Experimental blood test predicts age-related disease risk in diverse populations

Researchers have developed a machine learning-powered blood test that analyzes more than 200 proteins to gauge a person's rate of biological aging, which the team says can be used to estimate the person's risk of developing 18 major age-related diseases and of dying prematurely from any cause.

The work helps validate the use of the proteome—the entire set of proteins present in the body at a given time—as an accurate gauge of how old a person is, not in years, but in terms of how their cells are functioning.

The findings provide insight into the biological pathways that lead to a person developing multiple age-related diseases, open doors to better understanding how genes and environment interact in aging, and could help researchers develop treatments for age-related diseases and assess their effectiveness.

Though the test is currently restricted to the research lab, the team is working on developing it into something anyone can order at a doctor's office.

Austin Argentieri, HMS research fellow in medicine in the Analytic and Translational Genetics Unit at Massachusetts General Hospital, is lead author of the study, published Aug. 8 in Nature Medicine and discusses his team's findings below.

What question did you set out to answer with this study?

Can we develop a proteomic aging clock that can help predict the risk of common age-related diseases?

Age is the major determinant for most common chronic diseases but is an imperfect surrogate for aging, which is the driver of age-related multimorbidity (having more than one chronic health condition) and mortality.

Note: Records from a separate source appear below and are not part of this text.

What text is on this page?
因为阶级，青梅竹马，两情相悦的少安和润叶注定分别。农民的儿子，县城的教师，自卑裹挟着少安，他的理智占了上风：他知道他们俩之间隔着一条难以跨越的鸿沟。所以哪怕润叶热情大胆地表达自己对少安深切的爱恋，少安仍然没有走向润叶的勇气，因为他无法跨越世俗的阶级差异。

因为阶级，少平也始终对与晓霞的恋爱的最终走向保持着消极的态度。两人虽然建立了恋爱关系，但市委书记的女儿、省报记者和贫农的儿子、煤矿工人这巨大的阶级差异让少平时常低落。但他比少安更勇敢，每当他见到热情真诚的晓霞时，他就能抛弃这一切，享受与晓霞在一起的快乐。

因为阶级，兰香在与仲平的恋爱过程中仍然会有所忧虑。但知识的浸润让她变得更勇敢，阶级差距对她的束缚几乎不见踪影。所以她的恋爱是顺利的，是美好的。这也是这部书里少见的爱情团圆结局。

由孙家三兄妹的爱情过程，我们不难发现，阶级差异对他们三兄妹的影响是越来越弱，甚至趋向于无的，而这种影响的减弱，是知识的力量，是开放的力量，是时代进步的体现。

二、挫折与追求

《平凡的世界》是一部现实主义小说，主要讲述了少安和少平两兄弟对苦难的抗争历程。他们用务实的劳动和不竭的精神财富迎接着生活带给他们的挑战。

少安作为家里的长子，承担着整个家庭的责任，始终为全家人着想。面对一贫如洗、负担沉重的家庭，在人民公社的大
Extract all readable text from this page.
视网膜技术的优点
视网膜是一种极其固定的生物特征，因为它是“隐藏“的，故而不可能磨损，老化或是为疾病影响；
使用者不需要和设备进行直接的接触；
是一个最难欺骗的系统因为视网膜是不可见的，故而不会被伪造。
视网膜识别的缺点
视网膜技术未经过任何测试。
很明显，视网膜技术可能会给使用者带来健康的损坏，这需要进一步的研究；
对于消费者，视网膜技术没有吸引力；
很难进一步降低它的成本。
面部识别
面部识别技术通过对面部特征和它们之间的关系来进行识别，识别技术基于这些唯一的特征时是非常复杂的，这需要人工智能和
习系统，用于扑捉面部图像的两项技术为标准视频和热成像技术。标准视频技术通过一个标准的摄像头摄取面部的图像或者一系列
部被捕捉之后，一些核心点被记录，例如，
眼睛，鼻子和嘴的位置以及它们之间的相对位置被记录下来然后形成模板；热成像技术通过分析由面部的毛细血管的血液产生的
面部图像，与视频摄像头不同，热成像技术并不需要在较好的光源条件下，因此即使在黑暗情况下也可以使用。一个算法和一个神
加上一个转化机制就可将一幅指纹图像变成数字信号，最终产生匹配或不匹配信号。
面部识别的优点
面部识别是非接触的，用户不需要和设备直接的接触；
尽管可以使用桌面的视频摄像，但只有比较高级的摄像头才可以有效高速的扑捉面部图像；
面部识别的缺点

Aging can be estimated more precisely by using 'omics data to capture the biological functioning of an individual in comparison to an expected level of functioning for a given chronological age.

While the most common biological aging clocks use DNA methylation, protein levels may provide a more direct mechanistic and functional insight into aging biology. Moreover, the proteome is the most common target for drug development.

However, previous proteomic age clock studies have not been validated independently across populations with diverse genetic and geographic backgrounds.

So far, none have been developed in large or well-powered general population samples that allow for association testing across a wide spectrum of age-related disorders, multimorbidity, and mortality.

What did you find?

We developed a machine learning model that uses blood proteomic information to estimate a proteomic age clock in a large sample of participants from the UK Biobank. Our sample included 45,441 participants ranging from 40 to 70 years old.

We further validated this model in two biobanks across the world: 3,977 participants aged 30-80 from the China Kadoorie Biobank and 1,990 participants aged 20-80 from the FinnGen biobank in Finland. These biobanks are geographically and genetically distinct populations that have distinct age ranges and morbidity profiles from the UK Biobank.

We identified 204 proteins that accurately predict chronological age, and we further identified a set of 20 aging-related proteins that capture 91% of the age prediction accuracy of the larger model.

We demonstrated that our proteomic age clock showed similar age prediction accuracy in the independent participants from China and Finland compared with its performance in the UK Biobank.

We found that proteomic aging was associated with the incidence of 18 major chronic diseases—including diseases of the heart, liver, kidney, and lung; diabetes; neurodegeneration, such as Alzheimer's disease; and cancer—as well as multimorbidity and all-cause mortality risk.

Proteomic aging was also associated with age-related measures of biological, physical, and cognitive function, including telomere length, frailty index, and several cognitive tests.

What are the clinical implications of your work?

We provide some of the largest and most comprehensive evidence to date demonstrating that proteomic aging is a common biological signature related to numerous age-related functional traits, morbidities, and mortality.

We also provide some of the first evidence that a proteomic age clock can be highly generalizable across human populations of diverse genetic ancestries, age ranges, and morbidity profiles.

Multimorbidity is an important problem in clinical and population health that has a major impact on the cost of health care. Our proteomic clock gives us a first insight into the pathways that form the biological basis for multimorbidity.

In the near future, proteomic age clocks can be used to study the relationship between genetics and environment in aging, yielding novel insights into the drivers of aging and multimorbidity across the life span.

An important avenue will also be to use proteomic clocks as a biomarker for the effectiveness of preventive interventions targeting aging and multimorbidity.

Furthermore, proteomic clocks may be used to accelerate drug development and clinical trials through identification of high- and low-risk patients. For example, less than 1% of those in the bottom decile of proteomic aging developed Alzheimer's over the following 10–15 years.